A palette of intelligence explored. In this book, the author invites you to the musings of master algorithms, brain fractals and Chinese rooms. This book, aimed at science-savvy readers, makes you question the validity of the Many-Worlds Interpretation of quantum mechanics, tries to reconcile the paradoxes of idealistic panpsychism and shows you the parallels between the codes of evolution and the routines of the human mind. Countering the Computational Hypothesis, according to which our minds are computational in nature, the philosopher skillfully presents his case that our knowledge, and more specifically intelligence, well may be more than a mere algorithm.
The beauty of Antonin Tuynman's work is the ease with which he explains invaluable concepts.

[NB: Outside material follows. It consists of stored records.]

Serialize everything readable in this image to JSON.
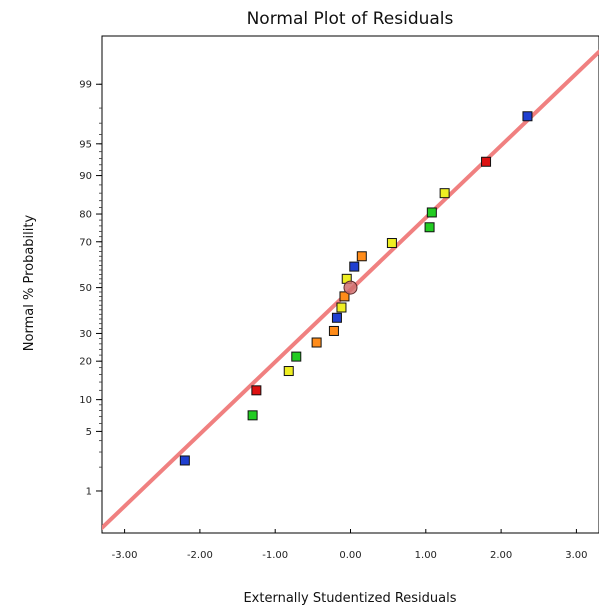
{
  "chart_data": {
    "type": "scatter",
    "title": "Normal Plot of Residuals",
    "xlabel": "Externally Studentized Residuals",
    "ylabel": "Normal % Probability",
    "xlim": [
      -3.3,
      3.3
    ],
    "y_scale": "normal-probability",
    "ylim": [
      0.25,
      99.8
    ],
    "x_ticks": [
      {
        "value": -3,
        "label": "-3.00"
      },
      {
        "value": -2,
        "label": "-2.00"
      },
      {
        "value": -1,
        "label": "-1.00"
      },
      {
        "value": 0,
        "label": "0.00"
      },
      {
        "value": 1,
        "label": "1.00"
      },
      {
        "value": 2,
        "label": "2.00"
      },
      {
        "value": 3,
        "label": "3.00"
      }
    ],
    "y_ticks": [
      {
        "value": 1,
        "label": "1"
      },
      {
        "value": 5,
        "label": "5"
      },
      {
        "value": 10,
        "label": "10"
      },
      {
        "value": 20,
        "label": "20"
      },
      {
        "value": 30,
        "label": "30"
      },
      {
        "value": 50,
        "label": "50"
      },
      {
        "value": 70,
        "label": "70"
      },
      {
        "value": 80,
        "label": "80"
      },
      {
        "value": 90,
        "label": "90"
      },
      {
        "value": 95,
        "label": "95"
      },
      {
        "value": 99,
        "label": "99"
      }
    ],
    "grid": false,
    "reference_line": {
      "color": "#f08080",
      "from": [
        -3.3,
        0.3
      ],
      "to": [
        3.3,
        99.65
      ]
    },
    "points": [
      {
        "x": -2.2,
        "y": 2.4,
        "color": "#1f3fd0"
      },
      {
        "x": -1.3,
        "y": 7.2,
        "color": "#22cc22"
      },
      {
        "x": -1.25,
        "y": 12.0,
        "color": "#dd1111"
      },
      {
        "x": -0.82,
        "y": 17.0,
        "color": "#eeee22"
      },
      {
        "x": -0.72,
        "y": 21.5,
        "color": "#22cc22"
      },
      {
        "x": -0.45,
        "y": 26.5,
        "color": "#ff8c1a"
      },
      {
        "x": -0.22,
        "y": 31.0,
        "color": "#ff8c1a"
      },
      {
        "x": -0.18,
        "y": 36.5,
        "color": "#1f3fd0"
      },
      {
        "x": -0.12,
        "y": 41.0,
        "color": "#eeee22"
      },
      {
        "x": -0.08,
        "y": 46.0,
        "color": "#ff8c1a"
      },
      {
        "x": -0.05,
        "y": 54.0,
        "color": "#eeee22"
      },
      {
        "x": 0.05,
        "y": 59.5,
        "color": "#1f3fd0"
      },
      {
        "x": 0.15,
        "y": 64.0,
        "color": "#ff8c1a"
      },
      {
        "x": 0.55,
        "y": 69.5,
        "color": "#eeee22"
      },
      {
        "x": 1.05,
        "y": 75.5,
        "color": "#22cc22"
      },
      {
        "x": 1.08,
        "y": 80.5,
        "color": "#22cc22"
      },
      {
        "x": 1.25,
        "y": 86.0,
        "color": "#eeee22"
      },
      {
        "x": 1.8,
        "y": 92.5,
        "color": "#dd1111"
      },
      {
        "x": 2.35,
        "y": 97.5,
        "color": "#1f3fd0"
      }
    ],
    "center_marker": {
      "x": 0.0,
      "y": 50.0,
      "color": "#d07070"
    }
  }
}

Perhaps even better than having "a way with words" is having "a way with ideas" (as Tuynman assuredly does). Amongst the tidbits dropped here is one which, until I read this work, I had not realized -- that hermeneutics was named for the Greek God Hermes, conceptually connecting theological interpretation with its technological counterpart -- fitting for a book keenly raising questions at the now quickly evolving technotheological level.

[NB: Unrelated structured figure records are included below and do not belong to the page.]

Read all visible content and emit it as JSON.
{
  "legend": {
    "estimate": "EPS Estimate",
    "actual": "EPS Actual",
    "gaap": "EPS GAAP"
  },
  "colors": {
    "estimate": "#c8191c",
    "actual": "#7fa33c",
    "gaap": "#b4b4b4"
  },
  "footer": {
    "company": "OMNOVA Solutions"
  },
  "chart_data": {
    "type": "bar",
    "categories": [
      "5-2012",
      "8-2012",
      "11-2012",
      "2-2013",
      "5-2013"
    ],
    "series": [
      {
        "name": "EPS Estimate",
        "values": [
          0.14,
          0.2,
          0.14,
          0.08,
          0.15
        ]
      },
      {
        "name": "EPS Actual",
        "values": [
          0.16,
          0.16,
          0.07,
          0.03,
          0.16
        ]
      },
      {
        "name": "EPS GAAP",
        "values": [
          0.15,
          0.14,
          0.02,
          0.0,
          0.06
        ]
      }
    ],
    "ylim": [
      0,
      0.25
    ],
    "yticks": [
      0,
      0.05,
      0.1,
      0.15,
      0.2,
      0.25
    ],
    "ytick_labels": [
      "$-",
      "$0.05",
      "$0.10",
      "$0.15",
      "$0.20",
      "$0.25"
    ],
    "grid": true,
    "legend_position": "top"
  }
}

There are many such points and revelations across this fine work. And with his powers of description, he aptly indicates the problems with perceiving the human mind -- both as an evolutionary and a spiritual vessel -- as simply a progression upon what can be constructed artificially, noting for example that the lauded artificial neural network, though teachable, lacks many substantial capacities of even the most infantile human mind (and perhaps especially of the human mind in infancy, when self-absorption and development of understanding must occur substantially without instruction of the type available to artifices). The human mind, in contrast, exercises an ability to release itself from algorithmic patterns and make nonlinear and even entirely intuitive connections and decisions which solve quandaries without revealing their thought path -- a product of billions of years of binary trees making (and occasionally breaking) a vital symmetry on the way to a pancomputational consciousness.
Interestingly, Tuynman's ultimate conclusion is something of a hedge (and a quite fair one) as to whether we might find some other way to pass upon the question of artificially generating a human-like thought process. If we can teach a machine to learn, after all, can we teach one to learn how to learn in intuitive ways (or to learn to build a machine which can)? And so the most optimistic reading of the ultimate end of this book is not to foreclose possibilities, but to open up their doors.